Chapter 24 develops Taylor's character further. Taylor shows that she finds humor in life even in her dire situation. When the city parks manager comes to collect the rent, she engages him to distract from the date on the check, but also to enjoy his funny personality. When he leaves, she even makes pretend with Turtle that they are fat geese, waddling to school. The idea of obese geese, eating too much in Seattle, is ironic given the fact that Taylor and Turtle have hardly enough money for peanut butter. Taylor's commitment as a mother is also further affirmed in this chapter. She has been asked out by two different men and both times she insists that Turtle will come on the date as well.

Taylor's phone call to Jax is a plot device that dramatizes Taylor's desperate situation and also develops the subplot, Jax and Taylor's romantic relationship. The reader understands that Taylor still harbors strong feelings for Jax when she jokes about Gundi, and reaffirms that she does not love Steven Kant. Jax, too, now having broken off with Gundi, would give anything to have Taylor back. Although there is no explicit commitment, the relationship will have a chance again. The conversation is a forum during which we understand Taylor's desperation more comprehensively. The terrible way in which she misses Jax suggests not only that her feelings for him are strong, but also that she is nearing her breaking point.

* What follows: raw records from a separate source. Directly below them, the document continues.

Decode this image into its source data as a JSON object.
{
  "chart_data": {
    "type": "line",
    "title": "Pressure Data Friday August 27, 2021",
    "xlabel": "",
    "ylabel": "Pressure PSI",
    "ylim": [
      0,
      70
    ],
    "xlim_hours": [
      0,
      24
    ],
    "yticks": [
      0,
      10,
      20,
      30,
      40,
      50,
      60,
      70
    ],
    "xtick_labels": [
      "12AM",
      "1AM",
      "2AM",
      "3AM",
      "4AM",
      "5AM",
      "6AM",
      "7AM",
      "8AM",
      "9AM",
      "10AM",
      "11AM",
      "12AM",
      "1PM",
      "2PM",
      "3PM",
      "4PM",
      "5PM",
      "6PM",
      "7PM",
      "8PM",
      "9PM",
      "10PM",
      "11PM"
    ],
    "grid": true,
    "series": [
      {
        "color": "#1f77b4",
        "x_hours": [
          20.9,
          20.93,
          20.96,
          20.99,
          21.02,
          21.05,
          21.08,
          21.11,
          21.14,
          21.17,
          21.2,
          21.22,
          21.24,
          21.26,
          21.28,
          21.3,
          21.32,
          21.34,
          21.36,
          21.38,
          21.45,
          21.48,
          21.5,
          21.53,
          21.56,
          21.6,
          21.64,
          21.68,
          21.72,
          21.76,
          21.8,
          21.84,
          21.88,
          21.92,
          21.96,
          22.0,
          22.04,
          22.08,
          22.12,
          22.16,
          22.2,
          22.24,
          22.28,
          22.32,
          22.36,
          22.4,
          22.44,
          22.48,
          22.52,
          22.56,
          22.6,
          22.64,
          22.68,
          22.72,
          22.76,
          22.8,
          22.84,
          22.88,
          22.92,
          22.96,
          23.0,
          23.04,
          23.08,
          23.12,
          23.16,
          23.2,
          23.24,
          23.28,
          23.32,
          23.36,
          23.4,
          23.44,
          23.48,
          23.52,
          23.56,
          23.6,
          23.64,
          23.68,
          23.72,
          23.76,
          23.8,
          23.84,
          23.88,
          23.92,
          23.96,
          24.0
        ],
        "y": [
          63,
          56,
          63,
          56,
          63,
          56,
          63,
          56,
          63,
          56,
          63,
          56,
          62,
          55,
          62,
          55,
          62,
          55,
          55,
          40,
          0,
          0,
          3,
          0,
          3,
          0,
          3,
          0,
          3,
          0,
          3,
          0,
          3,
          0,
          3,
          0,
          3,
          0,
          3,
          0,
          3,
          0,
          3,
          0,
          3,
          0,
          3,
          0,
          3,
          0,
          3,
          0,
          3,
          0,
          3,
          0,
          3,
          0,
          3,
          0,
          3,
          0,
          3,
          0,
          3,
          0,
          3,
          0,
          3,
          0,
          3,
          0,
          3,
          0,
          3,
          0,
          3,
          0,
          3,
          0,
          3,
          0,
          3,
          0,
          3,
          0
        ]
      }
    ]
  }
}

The scene of salmon at the Seattle locks is another metaphor that compares natural ecosystems to human experience. The salmon's upstream climb parallels Taylor's desperate attempt to make ends meet while she waits out the situation with Annawake. We could consider this scene in comparison with Jax watching the coyote eat the dove eggs. In each case, the natural world appears cruel and unfeeling. The coyote plays the same role as the sea lions and the water current play in the second scene. Still, these are natural systems that persist without questioning why or how. The title of Chapter 24 "Wildlife Management" becomes ironic when we consider the salmon: when the authorities tried to reroute the salmon by making a more narrow ladder, only more salmon tried to ascend it. The novel seems to be saying that "wildlife management" does not really exist. The jungle will always follow its own laws of survival.

We should also know that Cash Stillwater is Turtle's grandfather. Annawake is orchestrating the romance between Alice and Cash because she believes this to be true. Cash is a way for Alice to warm up to the Cherokee culture and community. She has already heard of the imperialistic boarding schools where Annawake's mother's generation went to school, but now she hears about the schools first hand from Cash. She also is invited to the stomp dance, where she will feel even more a part of the community. Cash is also a way for Alice to fulfill her own life's desires. The reader should always keep in mind the first chapter, in which Alice felt so alone, taking second-stage to the television.